Pallas Kernel Expected Output Shape Error Using Grids #8469

dshalem · 2024-12-08T14:10:27Z

🐛 Bug

I am trying to write a custom Pallas kernel to use it in TPU. I am using blocking method to keep my kernel from going OOM. However, when I am using grids, it seems that I get kernel problems with the expected output and input shapes. It seems that the chunking / splitting of the input does not perform as expected. I checked that my code indeed has the right shapes, grid and indexing method. However, the kernel itself is getting wrong input.

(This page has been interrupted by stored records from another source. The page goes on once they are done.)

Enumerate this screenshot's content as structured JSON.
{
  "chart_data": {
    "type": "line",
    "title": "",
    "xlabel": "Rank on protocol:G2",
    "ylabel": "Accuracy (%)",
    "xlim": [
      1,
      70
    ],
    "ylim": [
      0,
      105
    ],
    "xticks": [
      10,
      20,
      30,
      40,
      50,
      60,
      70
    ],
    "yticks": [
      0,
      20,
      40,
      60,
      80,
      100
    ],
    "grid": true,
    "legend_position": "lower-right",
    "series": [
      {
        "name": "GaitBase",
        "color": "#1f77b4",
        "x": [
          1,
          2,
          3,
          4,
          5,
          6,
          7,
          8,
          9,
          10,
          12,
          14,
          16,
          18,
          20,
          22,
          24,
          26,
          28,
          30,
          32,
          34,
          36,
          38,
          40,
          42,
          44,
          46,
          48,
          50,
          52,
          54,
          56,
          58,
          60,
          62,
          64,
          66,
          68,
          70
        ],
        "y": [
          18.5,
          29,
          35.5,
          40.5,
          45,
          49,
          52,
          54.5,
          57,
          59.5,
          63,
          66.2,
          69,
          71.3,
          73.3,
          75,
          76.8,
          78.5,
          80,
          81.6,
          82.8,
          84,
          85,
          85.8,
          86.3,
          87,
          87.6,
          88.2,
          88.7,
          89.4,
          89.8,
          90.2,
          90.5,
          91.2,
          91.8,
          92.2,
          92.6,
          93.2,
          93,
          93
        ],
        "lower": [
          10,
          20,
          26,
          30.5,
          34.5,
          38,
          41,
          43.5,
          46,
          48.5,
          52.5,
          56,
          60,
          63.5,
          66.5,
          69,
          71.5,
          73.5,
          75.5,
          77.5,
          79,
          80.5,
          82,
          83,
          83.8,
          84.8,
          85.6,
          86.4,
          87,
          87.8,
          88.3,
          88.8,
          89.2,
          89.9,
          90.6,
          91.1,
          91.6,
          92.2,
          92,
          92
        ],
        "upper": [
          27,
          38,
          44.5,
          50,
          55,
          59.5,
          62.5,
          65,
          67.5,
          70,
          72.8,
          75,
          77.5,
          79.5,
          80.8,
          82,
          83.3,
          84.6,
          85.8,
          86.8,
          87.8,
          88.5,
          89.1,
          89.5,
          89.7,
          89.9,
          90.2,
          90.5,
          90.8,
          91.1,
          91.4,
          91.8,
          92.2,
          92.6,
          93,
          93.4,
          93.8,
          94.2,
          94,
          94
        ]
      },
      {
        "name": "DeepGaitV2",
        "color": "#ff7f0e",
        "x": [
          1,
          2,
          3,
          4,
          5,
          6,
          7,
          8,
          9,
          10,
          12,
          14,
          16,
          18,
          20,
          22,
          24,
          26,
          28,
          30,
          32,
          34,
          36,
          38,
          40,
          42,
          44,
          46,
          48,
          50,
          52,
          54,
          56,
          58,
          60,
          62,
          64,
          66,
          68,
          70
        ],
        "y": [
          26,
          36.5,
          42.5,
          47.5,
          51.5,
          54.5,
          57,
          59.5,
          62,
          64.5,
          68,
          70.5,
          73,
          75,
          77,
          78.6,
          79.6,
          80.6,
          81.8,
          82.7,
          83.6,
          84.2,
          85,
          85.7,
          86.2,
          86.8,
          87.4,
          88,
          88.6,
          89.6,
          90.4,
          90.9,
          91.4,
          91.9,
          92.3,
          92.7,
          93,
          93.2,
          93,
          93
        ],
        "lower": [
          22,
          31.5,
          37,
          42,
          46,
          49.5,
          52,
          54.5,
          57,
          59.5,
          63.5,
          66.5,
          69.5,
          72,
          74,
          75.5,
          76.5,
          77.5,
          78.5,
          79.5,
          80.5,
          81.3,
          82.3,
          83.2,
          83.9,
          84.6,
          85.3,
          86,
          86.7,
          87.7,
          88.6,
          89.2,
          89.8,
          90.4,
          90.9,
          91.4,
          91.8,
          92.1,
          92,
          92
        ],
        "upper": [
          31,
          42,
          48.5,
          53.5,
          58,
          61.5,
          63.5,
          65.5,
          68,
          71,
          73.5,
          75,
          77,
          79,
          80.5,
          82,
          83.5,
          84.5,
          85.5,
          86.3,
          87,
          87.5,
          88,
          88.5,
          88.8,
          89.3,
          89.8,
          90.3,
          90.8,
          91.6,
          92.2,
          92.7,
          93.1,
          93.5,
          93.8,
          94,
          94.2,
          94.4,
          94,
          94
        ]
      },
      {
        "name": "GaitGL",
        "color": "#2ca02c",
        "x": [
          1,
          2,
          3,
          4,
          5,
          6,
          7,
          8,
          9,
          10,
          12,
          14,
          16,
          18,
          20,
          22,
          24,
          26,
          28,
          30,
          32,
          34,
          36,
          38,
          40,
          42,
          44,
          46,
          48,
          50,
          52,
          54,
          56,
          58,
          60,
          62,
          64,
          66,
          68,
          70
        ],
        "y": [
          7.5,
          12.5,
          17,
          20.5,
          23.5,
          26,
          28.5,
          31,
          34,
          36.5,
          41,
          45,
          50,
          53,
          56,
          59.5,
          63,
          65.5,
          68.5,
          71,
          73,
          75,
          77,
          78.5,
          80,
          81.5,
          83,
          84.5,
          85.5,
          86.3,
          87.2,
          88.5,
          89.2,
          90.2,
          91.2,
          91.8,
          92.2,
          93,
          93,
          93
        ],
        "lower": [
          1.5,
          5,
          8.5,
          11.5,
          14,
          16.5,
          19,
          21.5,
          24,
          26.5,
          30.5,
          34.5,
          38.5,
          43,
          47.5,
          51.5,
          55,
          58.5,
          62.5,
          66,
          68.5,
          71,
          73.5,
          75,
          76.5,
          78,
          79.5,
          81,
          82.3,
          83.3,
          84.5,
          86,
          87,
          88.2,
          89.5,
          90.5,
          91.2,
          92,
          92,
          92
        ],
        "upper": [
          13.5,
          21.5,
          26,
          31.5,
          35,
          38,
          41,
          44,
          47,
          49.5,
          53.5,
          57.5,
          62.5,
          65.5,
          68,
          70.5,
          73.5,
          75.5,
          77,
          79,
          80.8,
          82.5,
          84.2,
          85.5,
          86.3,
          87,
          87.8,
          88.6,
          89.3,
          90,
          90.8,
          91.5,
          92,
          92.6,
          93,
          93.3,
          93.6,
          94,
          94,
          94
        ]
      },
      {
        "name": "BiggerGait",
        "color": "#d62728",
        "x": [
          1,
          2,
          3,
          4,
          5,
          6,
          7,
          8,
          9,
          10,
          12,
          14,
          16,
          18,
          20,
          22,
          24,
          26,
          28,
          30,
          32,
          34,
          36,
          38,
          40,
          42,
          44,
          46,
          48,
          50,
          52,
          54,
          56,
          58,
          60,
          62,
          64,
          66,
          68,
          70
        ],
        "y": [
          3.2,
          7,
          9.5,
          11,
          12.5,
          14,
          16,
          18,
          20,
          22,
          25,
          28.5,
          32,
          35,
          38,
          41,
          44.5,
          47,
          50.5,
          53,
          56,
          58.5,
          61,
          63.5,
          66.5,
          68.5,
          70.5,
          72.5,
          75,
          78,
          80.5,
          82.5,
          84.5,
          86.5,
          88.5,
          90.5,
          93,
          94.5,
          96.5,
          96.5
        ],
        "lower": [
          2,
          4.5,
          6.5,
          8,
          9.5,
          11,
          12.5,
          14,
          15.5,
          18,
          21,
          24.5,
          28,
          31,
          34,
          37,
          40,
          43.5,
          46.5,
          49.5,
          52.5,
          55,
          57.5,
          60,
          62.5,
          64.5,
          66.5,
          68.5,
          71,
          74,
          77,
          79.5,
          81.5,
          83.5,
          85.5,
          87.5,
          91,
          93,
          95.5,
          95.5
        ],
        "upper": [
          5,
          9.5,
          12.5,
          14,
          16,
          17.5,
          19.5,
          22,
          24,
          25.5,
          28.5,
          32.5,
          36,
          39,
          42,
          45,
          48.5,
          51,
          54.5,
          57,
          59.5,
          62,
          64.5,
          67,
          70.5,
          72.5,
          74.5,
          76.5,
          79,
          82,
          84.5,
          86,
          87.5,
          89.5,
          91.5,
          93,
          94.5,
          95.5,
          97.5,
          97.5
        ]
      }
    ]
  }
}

I think it may be bug in how the TPU is handling the chunking in pallas kernels, but I am not sure. Any help would be appreciated!

To Reproduce

I am attaching here tests for replication. You can see that only the tests with original input tensors larger than block size fails.

My Kernel Code

  @jax.jit
  def round_down_and_up(x: jax.Array) -> (jax.Array, jax.Array):
      """
      Simplified wrapper for kernel execution, treating x as a vector.
      Handles explicit padding and alignment with TPU tiling constraints.
      """
      block_size = 128
      # padded_length = (original_length + block_size - 1) // block_size * block_size
      #
      # # Explicitly pad the input tensor
      # if original_length != padded_length:
      #     x = jnp.pad(x, (0, padded_length - original_length), mode="constant", constant_values=0)
  
      # Define block shape and grid
      block_shape = (128,)  # TPU requires blocks divisible by 128 for f32
      grid = (len(x) + block_size - 1) // block_shape[0]
  
      # Define BlockSpec
      block_spec = pl.BlockSpec(block_shape=block_shape, index_map=lambda i: (i,))
  
      # Define output shape
      out_shape = jax.ShapeDtypeStruct(x.shape, x.dtype)
  
      # # Debugging: Verify padded shape, block shape, and grid
      # jax.debug.print("Input Length: {input_length}, Padded Length: {padded_length}, "
      #                 "BlockShape: {block_shape}, Grid: {grid}",
      #                 input_length=original_length, padded_length=padded_length,
      #                 block_shape=block_shape, grid=grid)
  
      print(f"Out shape: {out_shape}, grid: {grid}, block_shape: {block_shape}")
      # Call the kernel
      x_low, x_high = pl.pallas_call(
          round_down_and_up_bfloat16_kernel,
          out_shape=(out_shape, out_shape),
          grid=(grid,),
          in_specs=(block_spec,),  # Input tiling specification
          out_specs=(block_spec, block_spec),  # Output tiling specification
      )(x)
  
      return x_low, x_high

Debug Output And Stack Trace

RuntimeError: Bad StatusOr access: INVALID_ARGUMENT: Mosaic failed to compile TPU kernel: Failed to verify layout for Mosaic kernel operand 1: XLA layout does not match MLIR layout for an operand of shape f32[192]: expected {0:T(128)}, got {0:T(256)}

But printing the values I provide to the pallas_call
Out shape: ShapeDtypeStruct(shape=(192,), dtype=float32), grid: 2, block_shape: (128,)

Expected behavior

The tests should not fail. When run on GPU they all pass.

Environment

Reproducible on XLA backend [CPU/TPU/CUDA]: TPU
torch_xla version: 2.4

Additional context

The tests for easy replication:
test_pallas_tiling.py.zip

The text was updated successfully, but these errors were encountered:

JackCaoG · 2024-12-09T17:28:28Z

for pallas bug you will have better luck opening an issue under jax repo, since they own the pallas.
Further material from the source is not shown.